Last week was a hectic week for me at school, because not only did I have my first writing assignment due, but I also had my first research assignment due. The research assignment was little bit shorter and easier, and was only worth 10% of my grade. But since every person this year has told me that my grades are the most important thing, I still wanted to do really well. My law school splits our writing and research classes into two separate, 2 credit classes. This is somewhat nice, but also more tedious at times since each class comes with separate assignments and tasks. Especially since each class had an assignment due at the same time.

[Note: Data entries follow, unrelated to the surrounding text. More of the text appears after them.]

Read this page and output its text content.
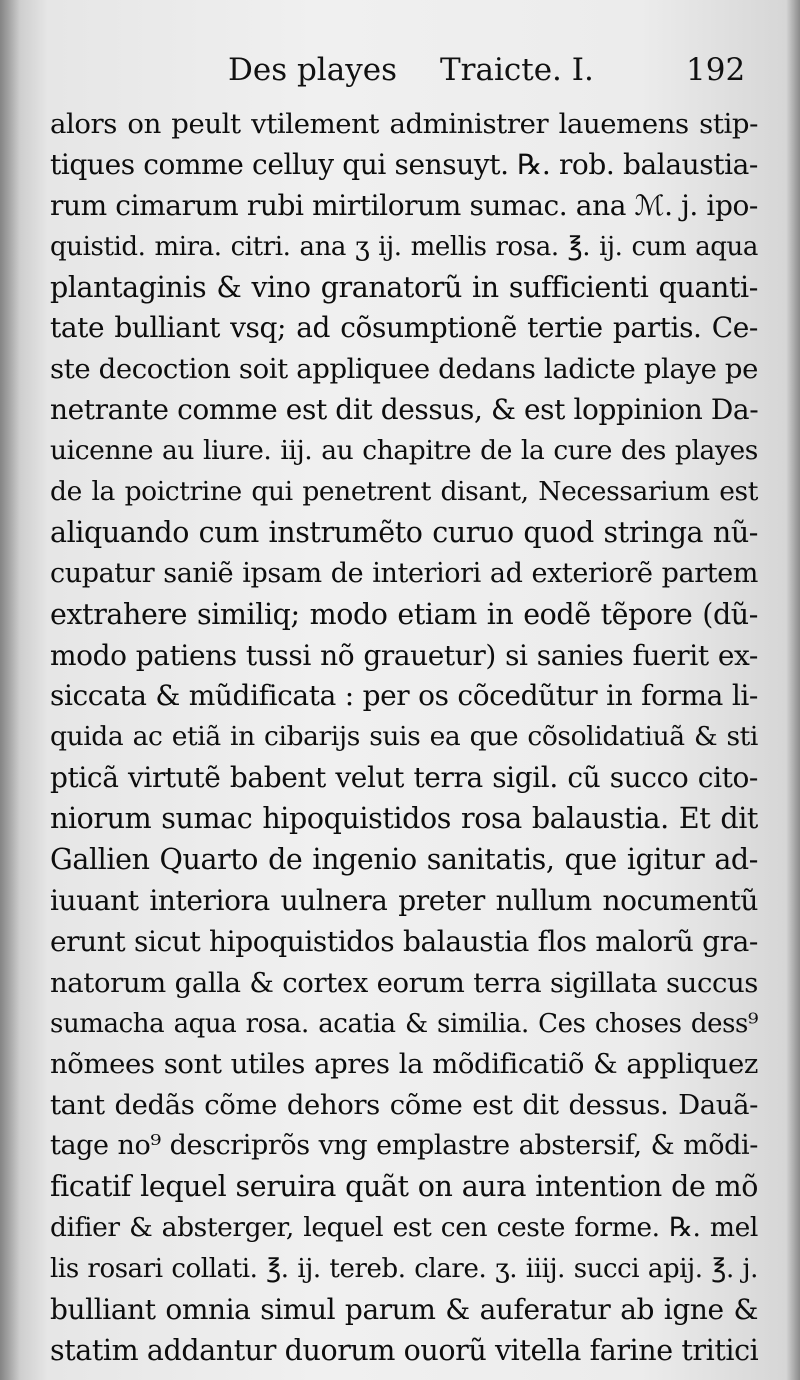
Des playes Traicte. I.	192
alors on peult vtilement administrer lauemens stip-
tiques comme celluy qui sensuyt. ℞. rob. balaustia-
rum cimarum rubi mirtilorum sumac. ana ℳ. j. ipo-
quistid. mira. citri. ana ʒ ij. mellis rosa. ℥. ij. cum aqua
plantaginis & vino granatorũ in sufficienti quanti-
tate bulliant vsq; ad cõsumptionẽ tertie partis. Ce-
ste decoction soit appliquee dedans ladicte playe pe
netrante comme est dit dessus, & est loppinion Da-
uicenne au liure. iij. au chapitre de la cure des playes
de la poictrine qui penetrent disant, Necessarium est
aliquando cum instrumẽto curuo quod stringa nũ-
cupatur saniẽ ipsam de interiori ad exteriorẽ partem
extrahere similiq; modo etiam in eodẽ tẽpore (dũ-
modo patiens tussi nõ grauetur) si sanies fuerit ex-
siccata & mũdificata : per os cõcedũtur in forma li-
quida ac etiã in cibarijs suis ea que cõsolidatiuã & sti
pticã virtutẽ babent velut terra sigil. cũ succo cito-
niorum sumac hipoquistidos rosa balaustia. Et dit
Gallien Quarto de ingenio sanitatis, que igitur ad-
iuuant interiora uulnera preter nullum nocumentũ
erunt sicut hipoquistidos balaustia flos malorũ gra-
natorum galla & cortex eorum terra sigillata succus
sumacha aqua rosa. acatia & similia. Ces choses dess⁹
nõmees sont utiles apres la mõdificatiõ & appliquez
tant dedãs cõme dehors cõme est dit dessus. Dauã-
tage no⁹ descriprõs vng emplastre abstersif, & mõdi-
ficatif lequel seruira quãt on aura intention de mõ
difier & absterger, lequel est cen ceste forme. ℞. mel
lis rosari collati. ℥. ij. tereb. clare. ʒ. iiij. succi apij. ℥. j.
bulliant omnia simul parum & auferatur ab igne &
statim addantur duorum ouorũ vitella farine tritici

My first research assignment was to look at a hypothetical client problem and research the issue trying to find the answer to the client's question and then writing a short, informal memo about the issue. For this first assignment, we were specifically researching case law. Later in the semester, we will have assignments about statutory law and administrative law, as well as a wrap-up assignment that pulls everything together. Limiting the research to only one type of source makes things a little bit easier.

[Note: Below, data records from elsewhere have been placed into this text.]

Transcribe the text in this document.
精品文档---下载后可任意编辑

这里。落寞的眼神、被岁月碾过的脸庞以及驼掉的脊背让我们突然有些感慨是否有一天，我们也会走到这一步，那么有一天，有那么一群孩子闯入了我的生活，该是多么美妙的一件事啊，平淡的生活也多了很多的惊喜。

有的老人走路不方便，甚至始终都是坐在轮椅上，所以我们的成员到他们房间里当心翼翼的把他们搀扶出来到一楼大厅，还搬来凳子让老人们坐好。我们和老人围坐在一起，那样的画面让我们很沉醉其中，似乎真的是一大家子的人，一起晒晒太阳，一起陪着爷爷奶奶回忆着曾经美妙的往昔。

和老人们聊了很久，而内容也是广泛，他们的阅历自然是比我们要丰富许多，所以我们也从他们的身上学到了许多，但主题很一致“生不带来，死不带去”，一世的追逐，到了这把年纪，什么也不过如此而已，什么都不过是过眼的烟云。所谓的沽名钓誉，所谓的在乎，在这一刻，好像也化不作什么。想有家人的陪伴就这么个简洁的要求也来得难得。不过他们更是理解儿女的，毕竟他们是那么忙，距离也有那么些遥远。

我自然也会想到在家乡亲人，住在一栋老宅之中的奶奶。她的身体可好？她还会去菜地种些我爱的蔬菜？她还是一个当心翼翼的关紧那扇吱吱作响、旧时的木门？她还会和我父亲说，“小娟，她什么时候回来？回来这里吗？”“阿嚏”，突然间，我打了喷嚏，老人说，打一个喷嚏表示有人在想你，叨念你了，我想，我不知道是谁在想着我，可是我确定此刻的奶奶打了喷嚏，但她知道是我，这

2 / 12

Most law schools provide you with a plethora of research tools. Obviously, every law school has an extensive library with volumes and volumes of legal authority looking regal on the shelves. However, in the modern day, the electronic databases that your school provides are probably what you use most. It's so much easier to type in a search query and get thousands of results than it is to browse the shelves of the American Law Reports or legal encyclopedias. My school provides LexisNexis, Westlaw, Bloomberg, HeinOnline - basically all of the sources you can think of. This is both good and bad. Having these resources is great, because it makes research a hell of a lot easier. It also can be detrimental, because not all of us will have access to these amazing tools when we actually enter practice.

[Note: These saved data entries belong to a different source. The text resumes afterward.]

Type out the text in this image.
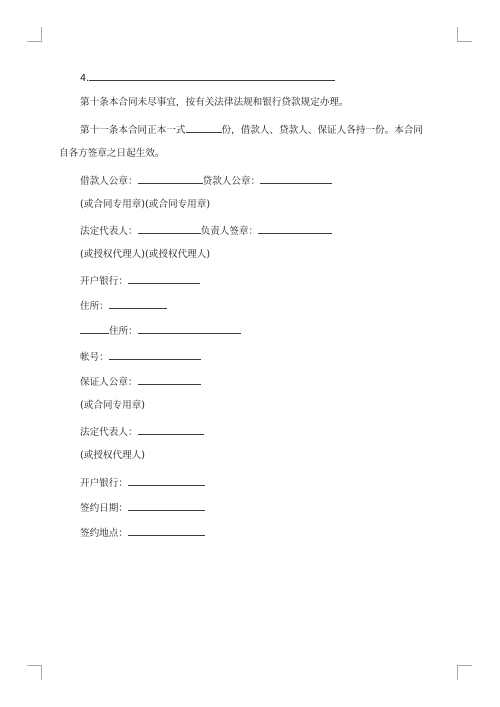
4.
第十条本合同未尽事宜，按有关法律法规和银行贷款规定办理。
第十一条本合同正本一式	份，借款人、贷款人、保证人各持一份。本合同
自各方签章之日起生效。
借款人公章：	贷款人公章：
(或合同专用章)(或合同专用章)
法定代表人：	负责人签章：
(或授权代理人)(或授权代理人)
开户银行：
住所：
住所：
帐号：
保证人公章：
(或合同专用章)
法定代表人：
(或授权代理人)
开户银行：
签约日期：
签约地点：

The assignment that I had made me use Lexis, Westlaw, and HeinOnline to find the answer's to the client's problem. The assignment was actually pretty easy - there was a number of guided questions, and as long as you followed directions, you should have got the right answer. The informal memo I had to write was a little more open-ended, as was the research log I had to make while I was doing the research. Because grading in law school is based on a curve, I knew that I had to put in more effort on these sections. I couldn't focus on just getting the right answer, I had to have the best and most thorough answer.

Luckily, my efforts paid off. After turning the assignment in and waiting about a week for grades, I earned my first A in law school. Although it's only a small portion of my grade, I was pretty proud of the score that I received. I definitely earned points for being the most thorough, so I would recommend doing the same on your assignments.

Good luck to everyone as you begin turning in your graded assignments as well!